A local environmental group wants businesses that receive tax breaks to publicly disclose how much energy they use, according to a proposal given to industrial development agencies.
The Long Island chapter of the U.S. Green Building Council is seeking an IDA requirement that building owners report usage of electricity, natural gas and other energy sources for each year they receive tax reductions.
Council leaders said the information, known as energy benchmarking, should be made public to promote competition among businesses for energy efficiency. Nationally, the council is best known for conferring LEED certification on energy-efficient buildings.
“Many building owners don’t know how much energy they are consuming. … A great way to start is to report your usage and see how you compare with other building owners,” said Sammy Chu, chairman of the building council's Long Island chapter and a vice chairman of the Suffolk County Planning Commission.

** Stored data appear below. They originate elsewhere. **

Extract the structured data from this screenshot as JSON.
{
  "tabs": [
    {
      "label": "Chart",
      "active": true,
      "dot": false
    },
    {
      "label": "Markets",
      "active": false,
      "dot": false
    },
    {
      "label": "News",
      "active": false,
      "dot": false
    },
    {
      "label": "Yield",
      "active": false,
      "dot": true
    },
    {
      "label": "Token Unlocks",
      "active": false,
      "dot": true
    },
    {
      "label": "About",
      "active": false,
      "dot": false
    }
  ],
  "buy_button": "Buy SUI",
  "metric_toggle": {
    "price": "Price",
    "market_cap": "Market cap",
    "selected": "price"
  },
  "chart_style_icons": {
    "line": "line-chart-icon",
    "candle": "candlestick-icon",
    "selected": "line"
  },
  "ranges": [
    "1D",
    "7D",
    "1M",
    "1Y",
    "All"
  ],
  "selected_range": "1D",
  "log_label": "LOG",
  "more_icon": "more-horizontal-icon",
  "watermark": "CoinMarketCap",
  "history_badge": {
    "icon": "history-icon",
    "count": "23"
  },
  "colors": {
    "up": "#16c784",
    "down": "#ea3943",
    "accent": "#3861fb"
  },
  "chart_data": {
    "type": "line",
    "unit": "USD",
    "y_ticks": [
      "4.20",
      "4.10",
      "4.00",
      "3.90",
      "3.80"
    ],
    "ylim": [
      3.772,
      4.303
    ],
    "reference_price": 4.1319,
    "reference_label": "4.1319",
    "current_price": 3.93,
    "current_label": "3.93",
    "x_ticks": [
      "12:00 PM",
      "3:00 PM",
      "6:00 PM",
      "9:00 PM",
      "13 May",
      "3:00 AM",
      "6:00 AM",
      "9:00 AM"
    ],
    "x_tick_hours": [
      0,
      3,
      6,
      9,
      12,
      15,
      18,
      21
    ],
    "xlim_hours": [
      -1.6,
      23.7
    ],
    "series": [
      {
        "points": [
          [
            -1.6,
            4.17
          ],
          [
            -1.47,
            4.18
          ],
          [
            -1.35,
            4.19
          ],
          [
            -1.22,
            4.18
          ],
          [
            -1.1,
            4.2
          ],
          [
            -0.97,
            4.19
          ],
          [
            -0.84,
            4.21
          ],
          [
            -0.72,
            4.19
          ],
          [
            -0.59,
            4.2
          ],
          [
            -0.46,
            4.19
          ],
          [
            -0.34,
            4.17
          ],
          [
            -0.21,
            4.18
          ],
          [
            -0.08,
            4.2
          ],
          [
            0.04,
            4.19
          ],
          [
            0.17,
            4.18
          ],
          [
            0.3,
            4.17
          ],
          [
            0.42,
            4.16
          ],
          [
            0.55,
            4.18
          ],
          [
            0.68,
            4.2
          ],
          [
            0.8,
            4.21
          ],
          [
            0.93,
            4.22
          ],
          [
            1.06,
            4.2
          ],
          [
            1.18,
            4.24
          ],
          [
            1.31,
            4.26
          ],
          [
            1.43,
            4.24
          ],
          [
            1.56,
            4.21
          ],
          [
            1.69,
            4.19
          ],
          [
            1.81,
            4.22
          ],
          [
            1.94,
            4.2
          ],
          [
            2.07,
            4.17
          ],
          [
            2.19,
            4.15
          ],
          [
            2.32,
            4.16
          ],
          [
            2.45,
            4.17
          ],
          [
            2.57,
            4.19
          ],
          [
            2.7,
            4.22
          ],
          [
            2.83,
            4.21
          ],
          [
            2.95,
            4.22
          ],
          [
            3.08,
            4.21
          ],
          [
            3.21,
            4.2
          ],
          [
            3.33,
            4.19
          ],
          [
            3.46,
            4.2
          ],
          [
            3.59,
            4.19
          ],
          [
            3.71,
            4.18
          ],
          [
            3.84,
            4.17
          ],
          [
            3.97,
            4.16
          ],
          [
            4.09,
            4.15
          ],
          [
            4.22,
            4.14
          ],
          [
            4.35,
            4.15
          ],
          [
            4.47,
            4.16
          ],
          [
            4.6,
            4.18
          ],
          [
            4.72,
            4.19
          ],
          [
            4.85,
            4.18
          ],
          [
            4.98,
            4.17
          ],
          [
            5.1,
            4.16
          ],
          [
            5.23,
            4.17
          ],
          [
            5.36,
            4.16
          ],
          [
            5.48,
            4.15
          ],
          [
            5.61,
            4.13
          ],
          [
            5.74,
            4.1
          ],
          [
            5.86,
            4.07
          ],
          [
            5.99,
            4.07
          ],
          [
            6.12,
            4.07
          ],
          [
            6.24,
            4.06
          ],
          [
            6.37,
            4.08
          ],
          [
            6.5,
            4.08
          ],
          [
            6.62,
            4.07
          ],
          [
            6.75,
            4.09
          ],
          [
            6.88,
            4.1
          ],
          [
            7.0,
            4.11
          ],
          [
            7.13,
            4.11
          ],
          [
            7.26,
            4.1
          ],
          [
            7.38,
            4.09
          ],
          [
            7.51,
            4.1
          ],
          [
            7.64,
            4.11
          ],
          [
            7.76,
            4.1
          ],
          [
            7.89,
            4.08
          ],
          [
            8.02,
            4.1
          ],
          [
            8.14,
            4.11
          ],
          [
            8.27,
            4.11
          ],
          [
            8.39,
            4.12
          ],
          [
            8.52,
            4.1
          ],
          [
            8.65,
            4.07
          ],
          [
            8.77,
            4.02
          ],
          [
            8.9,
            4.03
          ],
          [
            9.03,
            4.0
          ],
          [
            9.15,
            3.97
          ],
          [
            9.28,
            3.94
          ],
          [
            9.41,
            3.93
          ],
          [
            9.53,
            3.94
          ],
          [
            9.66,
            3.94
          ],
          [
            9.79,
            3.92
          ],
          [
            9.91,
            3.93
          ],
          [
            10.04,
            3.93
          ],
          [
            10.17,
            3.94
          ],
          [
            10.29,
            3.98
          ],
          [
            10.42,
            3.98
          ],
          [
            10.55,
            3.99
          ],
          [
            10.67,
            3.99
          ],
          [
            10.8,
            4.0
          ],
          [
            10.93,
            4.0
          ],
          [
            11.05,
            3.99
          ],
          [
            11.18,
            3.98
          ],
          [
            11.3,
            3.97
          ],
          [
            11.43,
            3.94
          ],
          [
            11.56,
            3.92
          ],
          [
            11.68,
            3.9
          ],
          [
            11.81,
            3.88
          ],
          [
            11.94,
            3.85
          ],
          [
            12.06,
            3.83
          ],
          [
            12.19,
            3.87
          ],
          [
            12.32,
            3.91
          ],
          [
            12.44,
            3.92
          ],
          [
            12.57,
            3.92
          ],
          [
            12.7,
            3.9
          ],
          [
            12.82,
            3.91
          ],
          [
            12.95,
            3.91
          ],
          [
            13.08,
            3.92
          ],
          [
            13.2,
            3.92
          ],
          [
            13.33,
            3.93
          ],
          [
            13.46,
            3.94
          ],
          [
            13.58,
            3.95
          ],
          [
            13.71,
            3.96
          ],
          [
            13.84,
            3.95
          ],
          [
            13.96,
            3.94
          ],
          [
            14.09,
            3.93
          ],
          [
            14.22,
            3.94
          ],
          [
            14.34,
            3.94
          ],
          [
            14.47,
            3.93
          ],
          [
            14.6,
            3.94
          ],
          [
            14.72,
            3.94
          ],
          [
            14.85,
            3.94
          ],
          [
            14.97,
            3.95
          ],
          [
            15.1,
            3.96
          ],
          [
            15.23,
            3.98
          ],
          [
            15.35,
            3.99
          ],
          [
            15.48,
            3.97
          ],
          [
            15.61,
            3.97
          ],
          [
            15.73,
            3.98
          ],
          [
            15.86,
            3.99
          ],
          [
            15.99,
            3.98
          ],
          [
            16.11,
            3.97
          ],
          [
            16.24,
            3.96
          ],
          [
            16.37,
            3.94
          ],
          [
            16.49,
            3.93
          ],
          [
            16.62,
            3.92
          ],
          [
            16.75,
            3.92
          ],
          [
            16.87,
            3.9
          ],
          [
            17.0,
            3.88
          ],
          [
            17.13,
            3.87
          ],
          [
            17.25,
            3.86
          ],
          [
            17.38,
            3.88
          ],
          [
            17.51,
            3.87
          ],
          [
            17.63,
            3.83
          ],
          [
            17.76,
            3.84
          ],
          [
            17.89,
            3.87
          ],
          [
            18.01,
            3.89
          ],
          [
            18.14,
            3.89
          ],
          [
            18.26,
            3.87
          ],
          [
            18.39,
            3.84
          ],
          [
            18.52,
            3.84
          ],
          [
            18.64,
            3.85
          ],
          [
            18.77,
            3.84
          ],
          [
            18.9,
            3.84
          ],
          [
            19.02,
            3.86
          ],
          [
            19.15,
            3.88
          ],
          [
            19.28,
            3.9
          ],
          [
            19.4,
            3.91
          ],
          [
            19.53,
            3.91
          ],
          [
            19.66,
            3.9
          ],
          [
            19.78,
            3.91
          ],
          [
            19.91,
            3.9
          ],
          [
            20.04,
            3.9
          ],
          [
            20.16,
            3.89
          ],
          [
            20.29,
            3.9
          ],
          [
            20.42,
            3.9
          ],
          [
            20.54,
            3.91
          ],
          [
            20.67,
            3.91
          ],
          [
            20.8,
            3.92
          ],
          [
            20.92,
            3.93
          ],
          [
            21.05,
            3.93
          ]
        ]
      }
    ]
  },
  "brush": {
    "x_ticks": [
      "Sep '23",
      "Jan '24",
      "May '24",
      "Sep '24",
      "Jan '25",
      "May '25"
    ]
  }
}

“We think it is very reasonable to ask building owners to make this information available on an annual basis while they are receiving a public benefit from the IDA" in the form of tax breaks, he said.
Among the Island’s eight IDAs, the two county agencies have been briefed by the building council, and both have requested more information, their leaders said.
The proposal comes as IDAs across the state face increased scrutiny from Albany. Bills before the State Legislature would require that construction projects receiving tax breaks pay prevailing wages to workers on the projects, and require IDAs to be more transparent by livestreaming board meetings.
Last month, some Nassau IDA board directors expressed concern about publicizing companies’ energy use.
“This can be a trade secret for some businesses,” Timothy Williams, a director and banker, said after Chu spoke at the agency’s January meeting. “If I’m a business, I’m not sure I want my competition to know how much energy I use.”
Chu responded that seeing how they're doing compared to other businesses can be "an important driver” to convince building owners to install energy-saving equipment and make other conservation efforts. Chu is also CEO of Edgewise Energy, a Plainview business that helps building owners assess energy needs and install energy-efficient equipment.
Chu said energy benchmarking has been required of many buildings in New York City for more than 10 years. On Long Island, 25 governments have committed to annual reports for most of their facilities — including Suffolk County, Hempstead Town, Long Beach and Glen Cove — through the state Clean Energy Communities Program.
The program’s local coordinator, Sarah Oral of Cameron Engineering & Associates in Woodbury, said the cost of energy benchmarking is minimal to businesses because all that’s required is filling out an online form from the U.S. Environmental Protection Agency once a year.
Kelly Morris, deputy executive director of the Suffolk IDA, said the agency “needs more information before we can bring this proposal to our board.”
The Association for a Better Long Island, which represents developers, wants more information as well. “This proposal would create a significant burden on businesses already struggling in our high-tax and high-cost region," said association executive director Kyle Strober. "Additional mandates on building owners/developers without genuine incentives will not help spur economic development, which is the mission of the IDA.”